# [SOLVED] cpuz132 service?



## falafel (Jul 18, 2009)

Event Type:	Information
Event Source:	Service Control Manager
Event Category:	None
Event ID:	7035
Date: 8/9/2009
Time: 12:21:43 AM
User: NEW-440867EEF14\New Owner
Computer:	NEW-440867EEF14
Description:
The cpuz132 service was successfully sent a start control.

For more information, see Help and Support Center at http://go.microsoft.com/fwlink/events.asp.


what is this? google searches reveal dubious results. searched for the term on this forum and found nothing.


----------



## tetonbob (Jan 10, 2005)

*Re: cpuz132 service?*

CPU-Z installed?

http://www.cpuid.com/cpuz.php

Just installed it, this is in my event viewer

Event Type:	Information
Event Source:	Service Control Manager
Event Category:	None
Event ID:	7035
Date: 8/9/2009
Time: 10:09:10 PM
User: XXXXXXXXXXXXXX
Computer:	XXXXXXXXXXXXXX
Description:
The cpuz132 service was successfully sent a start control.

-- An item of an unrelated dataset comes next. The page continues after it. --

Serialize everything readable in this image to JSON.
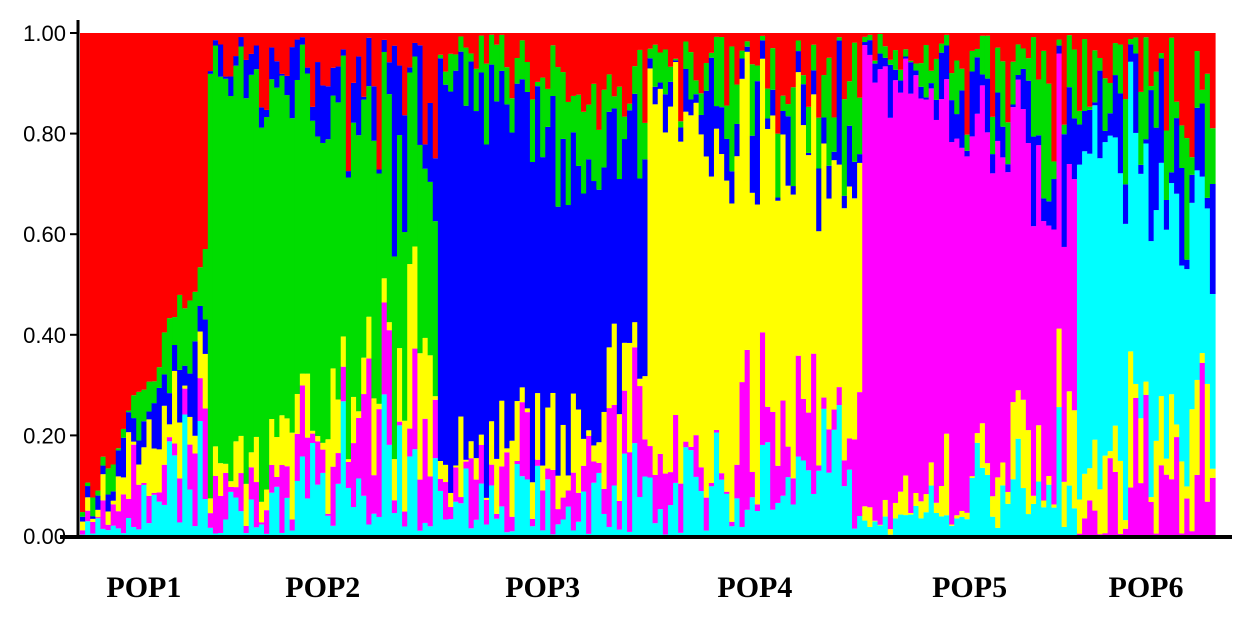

For more information, see Help and Support Center at http://go.microsoft.com/fwlink/events.asp.


----------



## michaelbeijer (Nov 26, 2008)

Security Task Manager tells me that I have a driver called '*cpuz132*' in C:\, and gives it a rating of 76/potentially dangerous. I don't know what it is, but I suspect it appeared after installing Speccy. See here: http://forum.piriform.com/index.php?showtopic=27387 Can anyone shed some light on this? Should I remove it? Is it dangerous at all? Thanks!


----------



## Wrench97 (May 10, 2008)

CPUz is a program that assess basic motherboard info to tell you what is on your system, Models, Manufacturer names Ram speeds and timings. It's not dangerous but if you wish to you can uninstall the Speccy program.


----------